A blend of glamour and local flavour
Nine-year-old Tanishka was aimlessly moving around the Jayamahal Palace, and parallelly, the curtains were unfolding at the three-day Bangalore Literature Festival, with moderators being reminded of the time and sessions ending unwillingly.
But Tanishka’s disconnect is no measure of the success of the things the three-day litfest attempted to achieve. For, the fest was not a ‘prime-time news anchor’ promising and/or claiming to solve the issues at hand in 45 minutes.
Unlike that anchor but like in literature, the issues were carefully chosen plots during the three days. There were attempts to arrive at solutions through narratives (read discussions) and deciphering of the various options available. None of this was done in an artificial, imposing way though.
One of the issues discussed was how our authors are ‘scripting India.’ Diplomat and author Pavan K Varma, Mark Tully, Nandan Nilekani, young authors Akash Kapur and Akash Banerjee ending the session wanting for time. From what language should India be scripted to the role of translations in understanding India as a nation given the varying cultures, the session chewed on several provoking thoughts.

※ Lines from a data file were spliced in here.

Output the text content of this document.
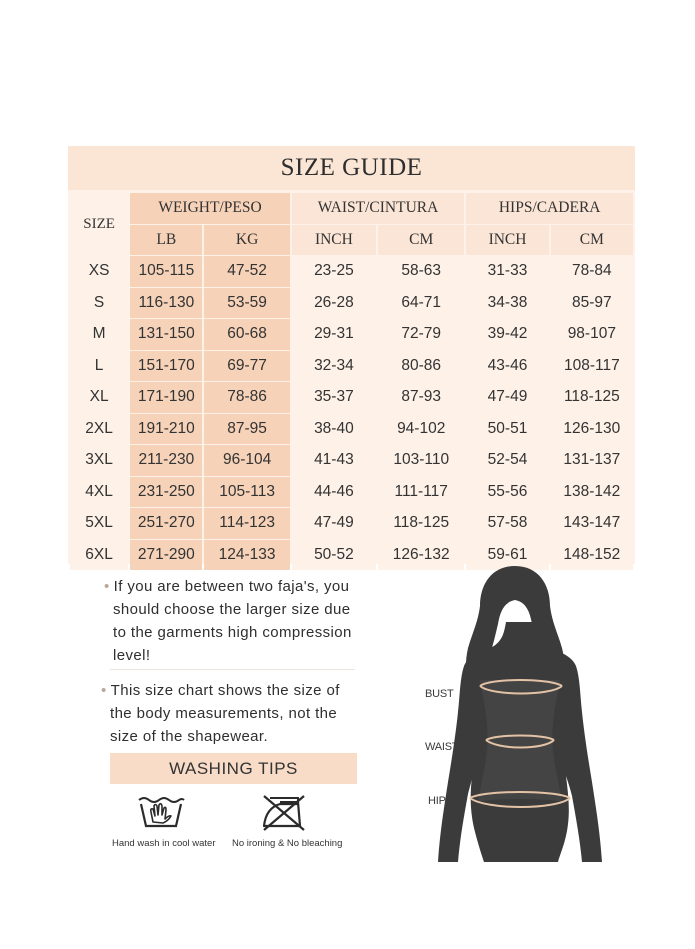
SIZE GUIDE
SIZE	WEIGHT/PESO		WAIST/CINTURA		HIPS/CADERA	
	LB	KG	INCH	CM	INCH	CM
XS	105-115	47-52	23-25	58-63	31-33	78-84
S	116-130	53-59	26-28	64-71	34-38	85-97
M	131-150	60-68	29-31	72-79	39-42	98-107
L	151-170	69-77	32-34	80-86	43-46	108-117
XL	171-190	78-86	35-37	87-93	47-49	118-125
2XL	191-210	87-95	38-40	94-102	50-51	126-130
3XL	211-230	96-104	41-43	103-110	52-54	131-137
4XL	231-250	105-113	44-46	111-117	55-56	138-142
5XL	251-270	114-123	47-49	118-125	57-58	143-147
6XL	271-290	124-133	50-52	126-132	59-61	148-152
• If you are between two faja's, you
should choose the larger size due
to the garments high compression
level!
• This size chart shows the size of
the body measurements, not the
size of the shapewear.
WASHING TIPS
Hand wash in cool water No ironing & No bleaching
BUST
WAIST
HIP
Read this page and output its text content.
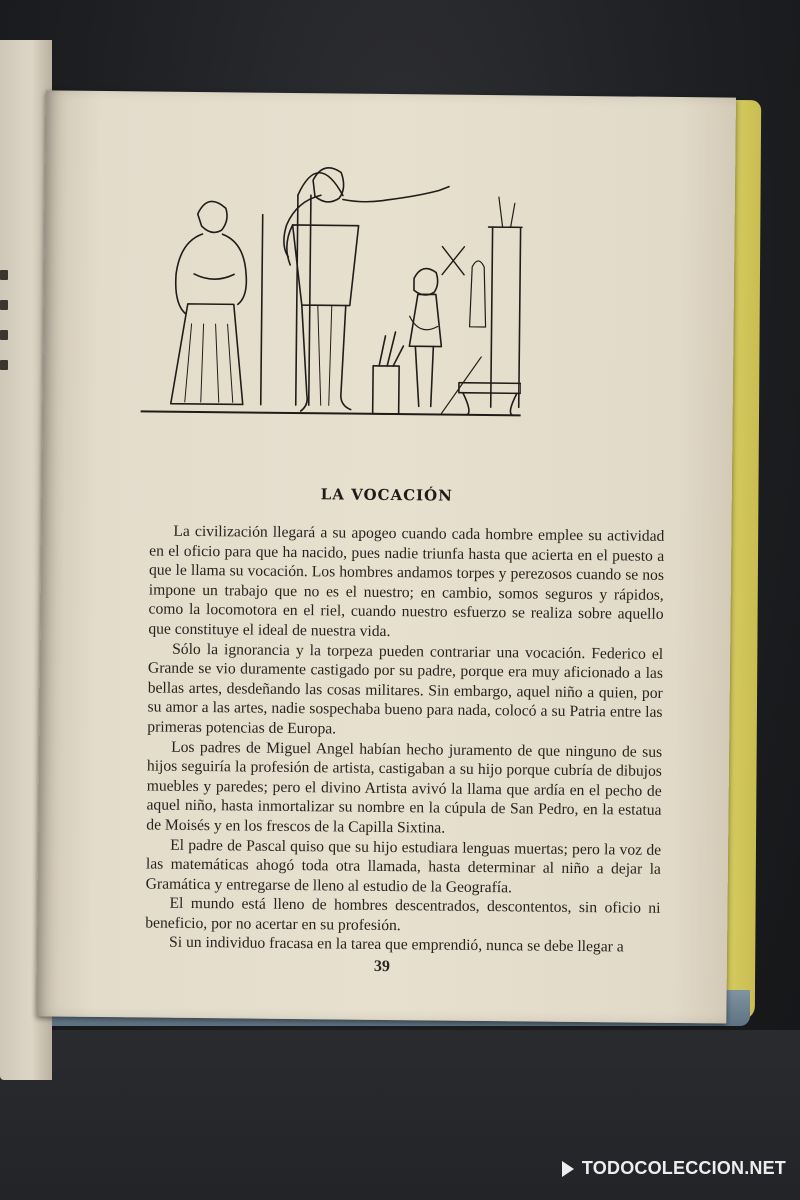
LA VOCACIÓN

La civilización llegará a su apogeo cuando cada hombre emplee su actividad en el oficio para que ha nacido, pues nadie triunfa hasta que acierta en el puesto a que le llama su vocación. Los hombres andamos torpes y perezosos cuando se nos impone un trabajo que no es el nuestro; en cambio, somos seguros y rápidos, como la locomotora en el riel, cuando nuestro esfuerzo se realiza sobre aquello que constituye el ideal de nuestra vida.

Sólo la ignorancia y la torpeza pueden contrariar una vocación. Federico el Grande se vio duramente castigado por su padre, porque era muy aficionado a las bellas artes, desdeñando las cosas militares. Sin embargo, aquel niño a quien, por su amor a las artes, nadie sospechaba bueno para nada, colocó a su Patria entre las primeras potencias de Europa.

Los padres de Miguel Angel habían hecho juramento de que ninguno de sus hijos seguiría la profesión de artista, castigaban a su hijo porque cubría de dibujos muebles y paredes; pero el divino Artista avivó la llama que ardía en el pecho de aquel niño, hasta inmortalizar su nombre en la cúpula de San Pedro, en la estatua de Moisés y en los frescos de la Capilla Sixtina.

El padre de Pascal quiso que su hijo estudiara lenguas muertas; pero la voz de las matemáticas ahogó toda otra llamada, hasta determinar al niño a dejar la Gramática y entregarse de lleno al estudio de la Geografía.

El mundo está lleno de hombres descentrados, descontentos, sin oficio ni beneficio, por no acertar en su profesión.

Si un individuo fracasa en la tarea que emprendió, nunca se debe llegar a

39
TODOCOLECCION.NET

One of the thoughts engaged the panelists in a discussion on whether or not electronic news as a medium is scripting the country well. Akash Banerjee, who is also a electronic journalist said: “I don’t think we can leave that in the hands of the electronic media.”
Also, while all the Indian-origin panelists on the dais, barring Varma, fought for English as a medium of instruction in primary school, batting for the various advantages it holds, Tully said: “I think it is important that one has a strong foundation (primary school) in their mother tongues so as to even understand and employ English well.”
Quenching the thirst of the audience since Friday, the organisers’ date with some of the big names in the literary fields was more than applauded, if a full-house on all the days was any measure.
The glamour Ramya and Shobhaa De brought, the flavour Gulzar, Kum Veerabhadrappa and Jayanth Kaikini lent, the messages U R Ananthamurthy, Chandrashekara Kambara, Mark Tully and others left behind, the audience were indiscrinating in giving their attention.
If the fest began with Gulzar’s metaphors, it ended equally aptly with Kannada’s simile-Dr Rajkumar. Having allocated considerable space for Kannada literature during the event, the organisers ended the fest with a tribute to Karnataka’s unrivalled hero by televising a shortened version of Maya Chandra’s film on the late actor and chatting with Puneeth Rajkumar.
The fest will reincarnate itself the coming year. Like one of the guests had said during the course of the fest: “Work never ends, it is only abandoned.”